I’m all for nuclear powered district heating but good luck convincing the crazy insane anti-industrial [expletive deleted]s that make up half the general population. They’ve got this crazy idea that radiation is unnatural death magic.
And yes, I am more pro-nuke than thou. For instance, I don’t consider Deregulate The Atom to be at all provocative. Cautious and conservative is more like it. If they were provocative they WOULD say that regulators are unnecessary and evil.
Moderator’s note: I usually let comments stand without editing but in cases where the comment is approved but contains inappropriate language I reserve the right to “bleep out” the offending words or phrases.
Please try to keep it clean and civil.
Not to get into a silly flame war, but perhaps you should pull your head out of your own behind. Ontario has already maxed out its hydroelectric potential, unless you advocate flooding every potential reservoir to the detriment of that particular source of water and adjacent environments.
> Ontario has already maxed out its hydroelectric potential
Not even remotely close.
The OPG has identified around 7.5 GW of untapped hydro in the province. This includes conventional sources only, not microhyrdro or flow-of-river systems. Of that, about 300 MW are accounted for simply in equipment upgrades, and another 500 in plant upgrades (like Niagara).
That means there’s at least 50% untapped potential. That is true across the country; if we wanted to, we could power every Joule of our homes, business, factors and even our cars solely from hydro.

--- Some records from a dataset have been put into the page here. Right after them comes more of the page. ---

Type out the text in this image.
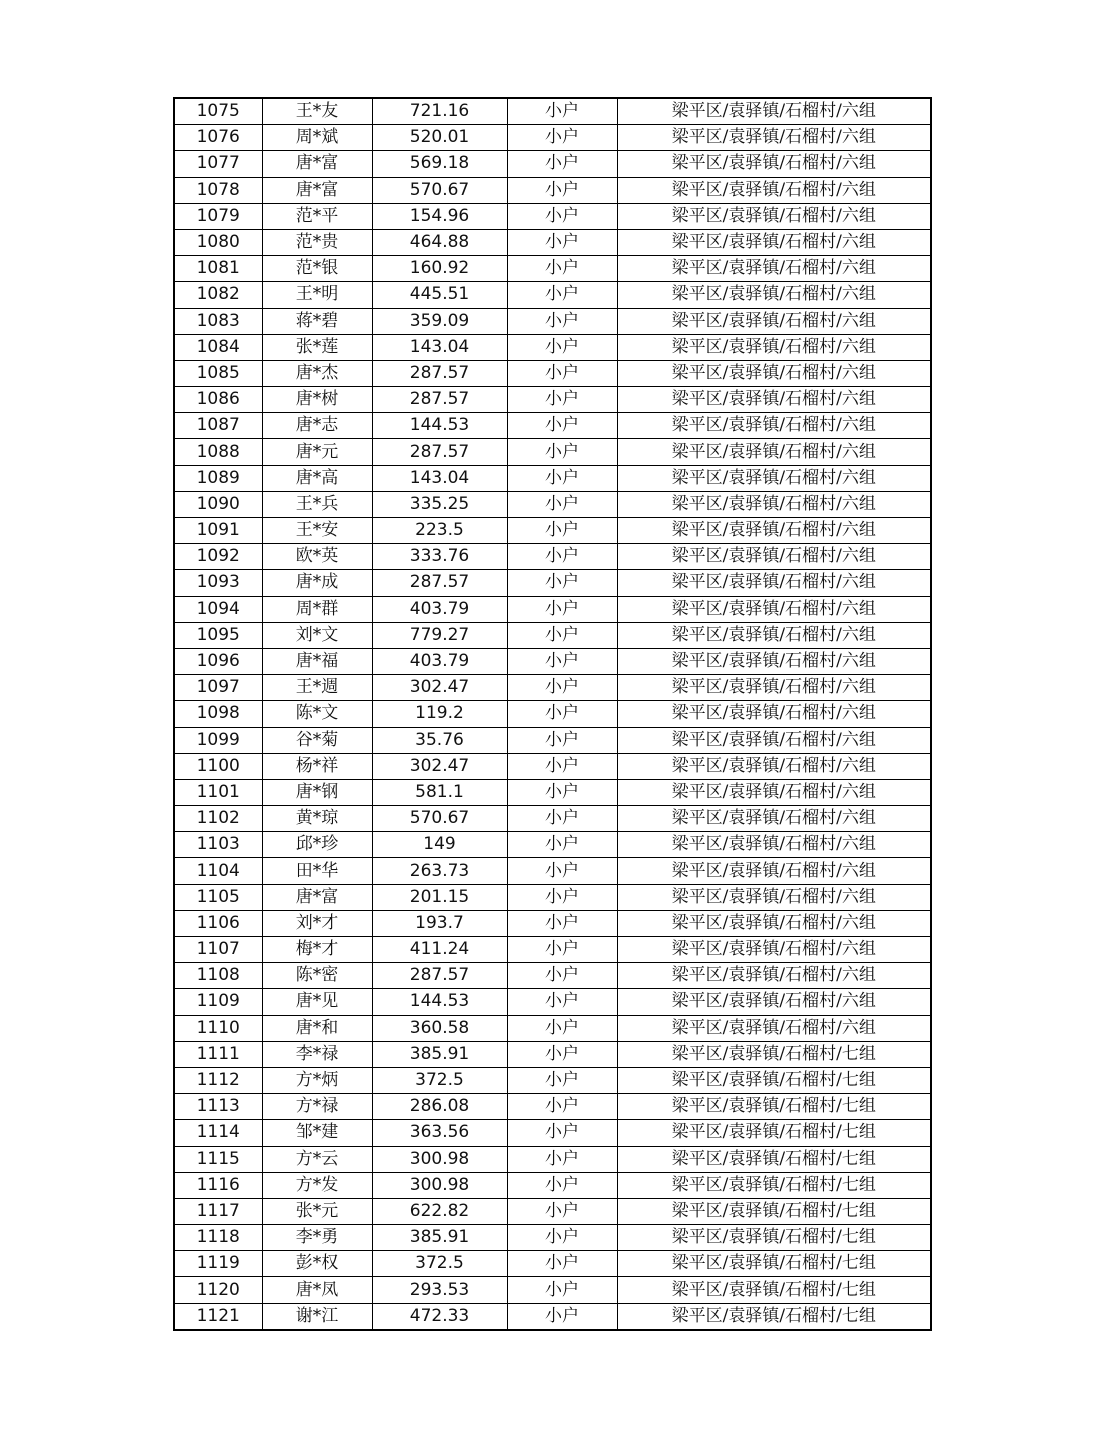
1075	王*友	721.16	小户	梁平区/袁驿镇/石榴村/六组
1076	周*斌	520.01	小户	梁平区/袁驿镇/石榴村/六组
1077	唐*富	569.18	小户	梁平区/袁驿镇/石榴村/六组
1078	唐*富	570.67	小户	梁平区/袁驿镇/石榴村/六组
1079	范*平	154.96	小户	梁平区/袁驿镇/石榴村/六组
1080	范*贵	464.88	小户	梁平区/袁驿镇/石榴村/六组
1081	范*银	160.92	小户	梁平区/袁驿镇/石榴村/六组
1082	王*明	445.51	小户	梁平区/袁驿镇/石榴村/六组
1083	蒋*碧	359.09	小户	梁平区/袁驿镇/石榴村/六组
1084	张*莲	143.04	小户	梁平区/袁驿镇/石榴村/六组
1085	唐*杰	287.57	小户	梁平区/袁驿镇/石榴村/六组
1086	唐*树	287.57	小户	梁平区/袁驿镇/石榴村/六组
1087	唐*志	144.53	小户	梁平区/袁驿镇/石榴村/六组
1088	唐*元	287.57	小户	梁平区/袁驿镇/石榴村/六组
1089	唐*高	143.04	小户	梁平区/袁驿镇/石榴村/六组
1090	王*兵	335.25	小户	梁平区/袁驿镇/石榴村/六组
1091	王*安	223.5	小户	梁平区/袁驿镇/石榴村/六组
1092	欧*英	333.76	小户	梁平区/袁驿镇/石榴村/六组
1093	唐*成	287.57	小户	梁平区/袁驿镇/石榴村/六组
1094	周*群	403.79	小户	梁平区/袁驿镇/石榴村/六组
1095	刘*文	779.27	小户	梁平区/袁驿镇/石榴村/六组
1096	唐*福	403.79	小户	梁平区/袁驿镇/石榴村/六组
1097	王*週	302.47	小户	梁平区/袁驿镇/石榴村/六组
1098	陈*文	119.2	小户	梁平区/袁驿镇/石榴村/六组
1099	谷*菊	35.76	小户	梁平区/袁驿镇/石榴村/六组
1100	杨*祥	302.47	小户	梁平区/袁驿镇/石榴村/六组
1101	唐*钢	581.1	小户	梁平区/袁驿镇/石榴村/六组
1102	黄*琼	570.67	小户	梁平区/袁驿镇/石榴村/六组
1103	邱*珍	149	小户	梁平区/袁驿镇/石榴村/六组
1104	田*华	263.73	小户	梁平区/袁驿镇/石榴村/六组
1105	唐*富	201.15	小户	梁平区/袁驿镇/石榴村/六组
1106	刘*才	193.7	小户	梁平区/袁驿镇/石榴村/六组
1107	梅*才	411.24	小户	梁平区/袁驿镇/石榴村/六组
1108	陈*密	287.57	小户	梁平区/袁驿镇/石榴村/六组
1109	唐*见	144.53	小户	梁平区/袁驿镇/石榴村/六组
1110	唐*和	360.58	小户	梁平区/袁驿镇/石榴村/六组
1111	李*禄	385.91	小户	梁平区/袁驿镇/石榴村/七组
1112	方*炳	372.5	小户	梁平区/袁驿镇/石榴村/七组
1113	方*禄	286.08	小户	梁平区/袁驿镇/石榴村/七组
1114	邹*建	363.56	小户	梁平区/袁驿镇/石榴村/七组
1115	方*云	300.98	小户	梁平区/袁驿镇/石榴村/七组
1116	方*发	300.98	小户	梁平区/袁驿镇/石榴村/七组
1117	张*元	622.82	小户	梁平区/袁驿镇/石榴村/七组
1118	李*勇	385.91	小户	梁平区/袁驿镇/石榴村/七组
1119	彭*权	372.5	小户	梁平区/袁驿镇/石榴村/七组
1120	唐*凤	293.53	小户	梁平区/袁驿镇/石榴村/七组
1121	谢*江	472.33	小户	梁平区/袁驿镇/石榴村/七组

What *is* tapped out is political capital. That’s because 4.6 GW of that 7.5 is located on treaty land. We can’t provide housing and a six-pack of OJ is over $15, and no ones going to build anything before that’s fixed. And that’s federal. So I’m not holding my breath.

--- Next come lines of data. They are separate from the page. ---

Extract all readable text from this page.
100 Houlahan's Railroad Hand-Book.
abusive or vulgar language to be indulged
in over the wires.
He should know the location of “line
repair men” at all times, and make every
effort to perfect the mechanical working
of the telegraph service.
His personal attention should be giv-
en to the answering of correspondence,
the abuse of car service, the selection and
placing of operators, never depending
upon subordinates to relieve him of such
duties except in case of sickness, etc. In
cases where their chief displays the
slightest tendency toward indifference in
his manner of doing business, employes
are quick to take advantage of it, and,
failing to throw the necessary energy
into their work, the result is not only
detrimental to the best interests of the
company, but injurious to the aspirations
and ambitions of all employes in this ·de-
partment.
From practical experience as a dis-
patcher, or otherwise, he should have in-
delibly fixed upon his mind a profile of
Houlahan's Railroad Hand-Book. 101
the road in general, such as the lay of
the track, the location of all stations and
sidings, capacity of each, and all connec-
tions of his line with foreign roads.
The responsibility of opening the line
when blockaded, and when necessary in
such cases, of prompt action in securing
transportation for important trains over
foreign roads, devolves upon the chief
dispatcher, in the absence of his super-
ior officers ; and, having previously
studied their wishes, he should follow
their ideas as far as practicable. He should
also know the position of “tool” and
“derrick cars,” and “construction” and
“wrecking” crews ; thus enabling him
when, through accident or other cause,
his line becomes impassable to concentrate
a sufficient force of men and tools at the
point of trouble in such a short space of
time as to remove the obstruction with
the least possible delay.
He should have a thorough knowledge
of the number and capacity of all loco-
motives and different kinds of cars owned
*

Also, unlike hydro, nuclear power has never harmed a child in Canada.
Far from harming children, nuclear has saved children’s lives. The fission product cesium 137 is used to sterilize blood prior to transfusion in infants, so as to prevent Transfusion-Associated Graft-versus-Host Disease (TA-GVHD). TA-GVHD is fatal in almost every case.

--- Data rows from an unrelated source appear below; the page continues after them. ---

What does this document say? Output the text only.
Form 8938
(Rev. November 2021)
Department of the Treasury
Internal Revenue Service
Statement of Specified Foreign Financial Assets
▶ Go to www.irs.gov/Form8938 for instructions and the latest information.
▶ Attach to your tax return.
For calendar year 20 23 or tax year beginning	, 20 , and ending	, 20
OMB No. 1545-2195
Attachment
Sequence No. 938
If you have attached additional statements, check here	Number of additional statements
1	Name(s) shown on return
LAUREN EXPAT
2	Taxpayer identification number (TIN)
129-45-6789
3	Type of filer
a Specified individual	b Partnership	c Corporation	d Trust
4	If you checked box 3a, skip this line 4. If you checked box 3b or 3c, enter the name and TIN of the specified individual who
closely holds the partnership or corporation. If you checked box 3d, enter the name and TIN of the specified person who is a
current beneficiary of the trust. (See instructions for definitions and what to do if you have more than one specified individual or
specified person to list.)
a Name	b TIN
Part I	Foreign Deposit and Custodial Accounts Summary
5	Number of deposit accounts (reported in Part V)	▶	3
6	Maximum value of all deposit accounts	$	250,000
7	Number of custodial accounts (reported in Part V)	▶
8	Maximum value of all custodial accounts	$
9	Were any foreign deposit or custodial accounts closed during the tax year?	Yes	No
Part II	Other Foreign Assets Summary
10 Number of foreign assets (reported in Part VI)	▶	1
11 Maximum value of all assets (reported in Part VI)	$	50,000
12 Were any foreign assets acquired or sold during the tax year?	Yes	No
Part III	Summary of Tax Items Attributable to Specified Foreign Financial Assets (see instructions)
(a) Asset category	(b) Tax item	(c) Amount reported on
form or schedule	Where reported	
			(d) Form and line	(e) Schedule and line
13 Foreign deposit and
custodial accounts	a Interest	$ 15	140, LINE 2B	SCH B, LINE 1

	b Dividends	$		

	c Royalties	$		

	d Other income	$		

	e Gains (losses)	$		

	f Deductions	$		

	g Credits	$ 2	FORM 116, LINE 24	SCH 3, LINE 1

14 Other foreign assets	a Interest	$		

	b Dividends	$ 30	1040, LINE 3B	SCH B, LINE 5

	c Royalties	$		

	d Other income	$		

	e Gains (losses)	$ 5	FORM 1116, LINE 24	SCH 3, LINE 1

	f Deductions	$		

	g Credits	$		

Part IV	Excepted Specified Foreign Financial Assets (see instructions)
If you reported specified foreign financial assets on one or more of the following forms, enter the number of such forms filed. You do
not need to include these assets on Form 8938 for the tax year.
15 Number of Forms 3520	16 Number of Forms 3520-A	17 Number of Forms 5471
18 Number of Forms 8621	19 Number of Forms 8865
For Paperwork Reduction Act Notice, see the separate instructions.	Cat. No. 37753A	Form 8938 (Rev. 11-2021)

Sterilize blood? With gamma rays? I doubt that. I could believe gamma rays are used to sterilize blood-transferring equipment, but blood in which pathogenic organisms have been gamma-killed is blood in which the cells you want are also dead.
Yes, in the case of babies and people with immune-deficiencies, blood and blood products are zapped with a 25-gray dose of gamma. According to the blood authorities in Canada and the U.S., that is the only way to eliminate, with reasonable certainty, the possibility of GVHD.
See http://www.blood.ca/CentreApps/Internet/UW_V502_MainEngine.nsf/resources/COI/$file/SAGM-Red-Blood-Cells-LR.pdf
Two isotopes capable of cranking out gamma rays with sufficient energy are cobalt-60 and cesium-137. Co-60 is used in large central irradiators, and Cs-137 for more compact units in hospitals with limited space.
Oh. Well, you learn something every day.
“Interestingly, Westinghouse recently opened a Canadian office, thereby formally returning to a country in which it has deep roots”
Well, maybe if you’re loose with your definitions.
The company that would be opening an office here shares little except the name with the company that used to have an office here. They are, in fact, Japanese. The only reason they share that name because they bought it on the open market. Just like these guys did…
http://www.westinghousesolar.com/
Westinghouse, Sunbeam, all the old industrial names are up for sale. Get yours today!